Tutti i veicoli presenti sul traghetto devono essere parcheggiati, per motivi di sicurezza, con il freno a mano inserito, con le luci spente, sportelli e bagagliaio chiusi, marcia inserita e tutto questo vale anche per i veicoli a gas. Un altro accorgimento richiesto, sia per i veicoli a gas sia per quelli non a gas, è quello di disinserire l’allarme ed, eventualmente, di bloccare il mezzo in qualsiasi modo possibile.

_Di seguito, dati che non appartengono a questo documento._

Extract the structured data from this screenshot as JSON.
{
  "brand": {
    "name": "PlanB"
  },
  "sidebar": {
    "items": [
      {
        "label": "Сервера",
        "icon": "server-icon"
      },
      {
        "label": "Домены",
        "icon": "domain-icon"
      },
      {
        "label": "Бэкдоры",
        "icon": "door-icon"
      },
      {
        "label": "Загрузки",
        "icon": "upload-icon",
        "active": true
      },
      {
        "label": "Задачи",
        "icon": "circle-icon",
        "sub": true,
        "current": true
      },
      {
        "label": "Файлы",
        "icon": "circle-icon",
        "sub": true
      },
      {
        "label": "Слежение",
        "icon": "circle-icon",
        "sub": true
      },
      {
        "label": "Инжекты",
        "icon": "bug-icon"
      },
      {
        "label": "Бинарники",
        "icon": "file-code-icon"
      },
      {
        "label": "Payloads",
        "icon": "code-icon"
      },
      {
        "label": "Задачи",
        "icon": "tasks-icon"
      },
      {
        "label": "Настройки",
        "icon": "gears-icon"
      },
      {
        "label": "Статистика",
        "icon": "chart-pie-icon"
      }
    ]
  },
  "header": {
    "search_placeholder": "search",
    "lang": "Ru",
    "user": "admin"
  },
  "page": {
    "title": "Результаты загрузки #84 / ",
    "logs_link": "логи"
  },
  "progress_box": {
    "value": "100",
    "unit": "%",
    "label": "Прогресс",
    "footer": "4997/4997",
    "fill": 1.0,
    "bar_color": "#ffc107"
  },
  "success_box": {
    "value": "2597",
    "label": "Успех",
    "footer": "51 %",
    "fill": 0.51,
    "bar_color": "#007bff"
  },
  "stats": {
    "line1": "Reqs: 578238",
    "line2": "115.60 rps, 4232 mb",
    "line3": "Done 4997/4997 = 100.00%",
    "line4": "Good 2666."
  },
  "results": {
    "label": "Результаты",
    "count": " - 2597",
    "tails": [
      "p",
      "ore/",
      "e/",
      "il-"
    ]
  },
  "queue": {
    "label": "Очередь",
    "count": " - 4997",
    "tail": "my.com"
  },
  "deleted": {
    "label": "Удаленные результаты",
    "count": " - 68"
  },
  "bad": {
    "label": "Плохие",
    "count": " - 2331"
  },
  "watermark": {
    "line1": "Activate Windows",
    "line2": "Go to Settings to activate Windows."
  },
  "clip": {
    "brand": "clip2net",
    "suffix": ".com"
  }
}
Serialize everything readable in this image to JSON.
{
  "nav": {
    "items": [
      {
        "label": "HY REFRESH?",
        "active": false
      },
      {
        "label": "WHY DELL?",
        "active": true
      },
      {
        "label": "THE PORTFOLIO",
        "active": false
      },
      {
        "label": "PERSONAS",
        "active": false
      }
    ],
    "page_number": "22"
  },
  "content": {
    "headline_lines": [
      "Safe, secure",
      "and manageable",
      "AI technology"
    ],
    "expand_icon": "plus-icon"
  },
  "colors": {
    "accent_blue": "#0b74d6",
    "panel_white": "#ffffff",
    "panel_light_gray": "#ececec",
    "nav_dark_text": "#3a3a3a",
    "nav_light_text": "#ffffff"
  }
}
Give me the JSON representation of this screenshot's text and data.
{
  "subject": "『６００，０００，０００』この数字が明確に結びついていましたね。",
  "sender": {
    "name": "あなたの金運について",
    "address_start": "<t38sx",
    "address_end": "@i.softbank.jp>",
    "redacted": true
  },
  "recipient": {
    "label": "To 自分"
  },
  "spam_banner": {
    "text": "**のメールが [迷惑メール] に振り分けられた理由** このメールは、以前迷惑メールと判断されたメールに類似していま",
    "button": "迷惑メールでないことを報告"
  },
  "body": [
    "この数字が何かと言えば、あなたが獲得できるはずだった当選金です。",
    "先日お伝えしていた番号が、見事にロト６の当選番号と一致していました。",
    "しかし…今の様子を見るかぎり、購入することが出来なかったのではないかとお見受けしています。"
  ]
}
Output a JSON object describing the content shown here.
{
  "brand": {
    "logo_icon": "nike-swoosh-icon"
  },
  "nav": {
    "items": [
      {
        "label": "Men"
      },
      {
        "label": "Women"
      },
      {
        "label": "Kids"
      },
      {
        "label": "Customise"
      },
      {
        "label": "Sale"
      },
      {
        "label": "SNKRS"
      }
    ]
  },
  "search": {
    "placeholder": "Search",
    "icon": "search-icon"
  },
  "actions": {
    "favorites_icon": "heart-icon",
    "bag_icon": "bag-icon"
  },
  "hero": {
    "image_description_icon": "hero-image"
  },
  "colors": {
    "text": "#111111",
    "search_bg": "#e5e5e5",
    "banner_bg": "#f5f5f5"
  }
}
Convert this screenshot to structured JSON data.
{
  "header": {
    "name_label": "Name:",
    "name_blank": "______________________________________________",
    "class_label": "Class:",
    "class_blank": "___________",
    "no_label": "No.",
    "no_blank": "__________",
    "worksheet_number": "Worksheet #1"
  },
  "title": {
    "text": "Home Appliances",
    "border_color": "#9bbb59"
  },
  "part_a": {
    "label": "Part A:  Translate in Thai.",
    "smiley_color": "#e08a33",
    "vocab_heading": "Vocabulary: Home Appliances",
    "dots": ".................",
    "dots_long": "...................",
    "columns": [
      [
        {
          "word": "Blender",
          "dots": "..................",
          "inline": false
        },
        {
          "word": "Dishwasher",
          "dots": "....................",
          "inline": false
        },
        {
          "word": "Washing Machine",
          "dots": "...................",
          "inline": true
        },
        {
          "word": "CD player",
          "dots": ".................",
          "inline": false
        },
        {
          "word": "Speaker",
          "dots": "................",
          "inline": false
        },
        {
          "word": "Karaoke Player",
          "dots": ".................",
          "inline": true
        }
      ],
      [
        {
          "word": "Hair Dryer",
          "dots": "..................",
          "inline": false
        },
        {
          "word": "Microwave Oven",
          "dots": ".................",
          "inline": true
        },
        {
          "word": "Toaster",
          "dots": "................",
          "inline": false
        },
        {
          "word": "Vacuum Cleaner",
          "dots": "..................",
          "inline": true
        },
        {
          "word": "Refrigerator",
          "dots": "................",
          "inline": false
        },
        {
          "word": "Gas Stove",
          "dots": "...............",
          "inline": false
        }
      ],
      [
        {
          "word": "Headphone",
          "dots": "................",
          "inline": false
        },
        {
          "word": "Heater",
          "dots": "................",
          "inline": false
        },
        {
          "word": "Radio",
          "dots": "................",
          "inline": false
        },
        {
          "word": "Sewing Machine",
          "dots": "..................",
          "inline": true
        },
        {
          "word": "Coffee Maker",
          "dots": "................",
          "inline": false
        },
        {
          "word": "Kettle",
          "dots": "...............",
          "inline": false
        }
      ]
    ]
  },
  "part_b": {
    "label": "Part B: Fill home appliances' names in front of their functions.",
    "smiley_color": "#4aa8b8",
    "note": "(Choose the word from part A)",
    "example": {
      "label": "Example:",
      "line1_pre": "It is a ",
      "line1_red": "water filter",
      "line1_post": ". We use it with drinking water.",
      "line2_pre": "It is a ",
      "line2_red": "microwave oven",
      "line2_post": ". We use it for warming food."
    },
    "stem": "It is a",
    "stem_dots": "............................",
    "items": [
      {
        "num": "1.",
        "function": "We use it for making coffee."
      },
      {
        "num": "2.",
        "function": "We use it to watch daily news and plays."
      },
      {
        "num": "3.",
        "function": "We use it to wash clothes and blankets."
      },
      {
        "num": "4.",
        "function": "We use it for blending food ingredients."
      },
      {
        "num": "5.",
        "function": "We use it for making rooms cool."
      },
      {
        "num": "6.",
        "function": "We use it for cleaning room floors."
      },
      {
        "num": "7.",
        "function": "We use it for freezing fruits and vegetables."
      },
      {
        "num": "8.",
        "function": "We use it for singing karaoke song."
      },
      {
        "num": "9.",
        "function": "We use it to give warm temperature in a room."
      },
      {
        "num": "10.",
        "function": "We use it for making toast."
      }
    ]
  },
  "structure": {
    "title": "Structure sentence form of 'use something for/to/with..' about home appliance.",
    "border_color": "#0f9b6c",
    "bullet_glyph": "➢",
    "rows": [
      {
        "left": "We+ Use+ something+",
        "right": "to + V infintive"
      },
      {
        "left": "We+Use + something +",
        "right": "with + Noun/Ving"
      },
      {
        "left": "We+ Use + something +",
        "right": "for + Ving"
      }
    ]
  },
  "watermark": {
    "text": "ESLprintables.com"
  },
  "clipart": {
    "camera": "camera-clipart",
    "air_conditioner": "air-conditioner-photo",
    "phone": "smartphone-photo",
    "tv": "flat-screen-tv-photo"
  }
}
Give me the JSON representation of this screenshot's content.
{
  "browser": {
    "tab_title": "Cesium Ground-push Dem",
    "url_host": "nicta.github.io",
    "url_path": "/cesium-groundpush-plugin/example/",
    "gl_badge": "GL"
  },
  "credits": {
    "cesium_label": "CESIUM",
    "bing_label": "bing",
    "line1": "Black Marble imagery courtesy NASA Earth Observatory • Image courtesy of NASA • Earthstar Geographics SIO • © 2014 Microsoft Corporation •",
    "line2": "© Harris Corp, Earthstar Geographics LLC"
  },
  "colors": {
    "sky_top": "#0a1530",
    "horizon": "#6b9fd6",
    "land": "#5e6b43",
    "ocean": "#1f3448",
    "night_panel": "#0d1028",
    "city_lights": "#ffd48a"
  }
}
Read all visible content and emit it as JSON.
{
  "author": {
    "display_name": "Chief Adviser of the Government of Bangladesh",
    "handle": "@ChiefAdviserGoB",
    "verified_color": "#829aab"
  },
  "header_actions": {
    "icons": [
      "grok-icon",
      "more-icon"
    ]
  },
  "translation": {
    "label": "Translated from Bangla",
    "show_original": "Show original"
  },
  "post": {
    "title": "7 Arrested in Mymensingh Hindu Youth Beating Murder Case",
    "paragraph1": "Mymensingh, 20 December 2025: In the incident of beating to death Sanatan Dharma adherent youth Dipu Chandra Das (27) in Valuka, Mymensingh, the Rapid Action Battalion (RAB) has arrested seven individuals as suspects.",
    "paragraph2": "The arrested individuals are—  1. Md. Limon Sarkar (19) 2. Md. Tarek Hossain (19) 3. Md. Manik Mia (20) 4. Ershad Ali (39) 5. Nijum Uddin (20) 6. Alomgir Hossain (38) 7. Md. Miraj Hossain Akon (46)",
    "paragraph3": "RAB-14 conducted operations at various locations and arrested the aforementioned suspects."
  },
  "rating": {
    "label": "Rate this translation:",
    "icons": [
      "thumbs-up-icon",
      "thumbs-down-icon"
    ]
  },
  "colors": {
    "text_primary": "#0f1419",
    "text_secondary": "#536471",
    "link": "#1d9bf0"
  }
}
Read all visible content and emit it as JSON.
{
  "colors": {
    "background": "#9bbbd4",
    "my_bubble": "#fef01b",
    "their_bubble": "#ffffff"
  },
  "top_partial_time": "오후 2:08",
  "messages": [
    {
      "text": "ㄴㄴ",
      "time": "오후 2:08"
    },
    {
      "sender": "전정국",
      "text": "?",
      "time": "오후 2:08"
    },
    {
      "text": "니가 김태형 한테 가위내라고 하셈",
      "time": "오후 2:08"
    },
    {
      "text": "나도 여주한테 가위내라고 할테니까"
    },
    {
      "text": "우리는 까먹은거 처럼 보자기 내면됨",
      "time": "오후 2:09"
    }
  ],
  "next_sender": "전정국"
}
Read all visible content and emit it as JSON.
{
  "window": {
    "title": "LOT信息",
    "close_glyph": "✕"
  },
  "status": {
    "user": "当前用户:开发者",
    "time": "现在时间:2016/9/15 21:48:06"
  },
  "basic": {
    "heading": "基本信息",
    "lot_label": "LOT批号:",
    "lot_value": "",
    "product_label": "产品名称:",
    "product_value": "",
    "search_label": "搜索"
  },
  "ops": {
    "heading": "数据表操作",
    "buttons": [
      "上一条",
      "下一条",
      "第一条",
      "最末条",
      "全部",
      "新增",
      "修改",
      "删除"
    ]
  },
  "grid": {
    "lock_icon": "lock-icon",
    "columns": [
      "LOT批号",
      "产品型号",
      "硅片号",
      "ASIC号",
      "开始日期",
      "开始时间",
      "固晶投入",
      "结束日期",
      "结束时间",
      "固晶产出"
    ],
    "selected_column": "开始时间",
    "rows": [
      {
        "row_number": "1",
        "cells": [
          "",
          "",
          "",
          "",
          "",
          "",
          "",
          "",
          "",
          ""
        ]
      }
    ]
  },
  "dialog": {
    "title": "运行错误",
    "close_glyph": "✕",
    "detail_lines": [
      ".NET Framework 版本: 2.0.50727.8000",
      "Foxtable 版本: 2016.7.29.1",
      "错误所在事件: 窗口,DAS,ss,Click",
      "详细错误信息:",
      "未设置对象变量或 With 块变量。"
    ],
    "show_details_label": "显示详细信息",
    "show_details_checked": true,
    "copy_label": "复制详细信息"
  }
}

Come già sottolineato, è importante leggere le condizioni di viaggio di ciascuna compagnia di trasporto, al fine di non violarne nessuna: trattandosi di veicoli a gas potrebbero rivelarsi altamente pericolosi, pertanto è necessario rispettare alla lettera quanto indicato. Naturalmente, qualsiasi infrazione del regolamento in questione verrà prontamente punita in base a quelle che sono le norme della compagnia scelta. Il viaggio in sicurezza, d’altronde, è l’obiettivo primario di tutte le compagnie di navigazione.

Se si seguono tutte le regole imposte, è molto remota l’ipotesi di un eventuale incendio causato da questo tipo di veicoli che, c’è da dirlo, sono pericolosi ma nella misura in cui lo sono anche gli altri.

Si ricorda, infine, che come devono essere seguite alla lettera quelle che sono le procedure di imbarco, devono essere eseguite allo stesso modo anche le procedure di sbarco, dato che anche questa è una fase cruciale della traversata. In questo caso, quindi, ci si deve affidare al personale di bordo che verrà impiegato per seguire le operazioni e che ha il compito di seguire tutto alla lettera. Viaggiare sicuri è un diritto, ma anche un obbligo, dato che si ha a che fare con la vita di tante persone. I rischi possono essere ridotti ai minimi termini e, pertanto, è importante agire nel migliore dei modi e con coscienza.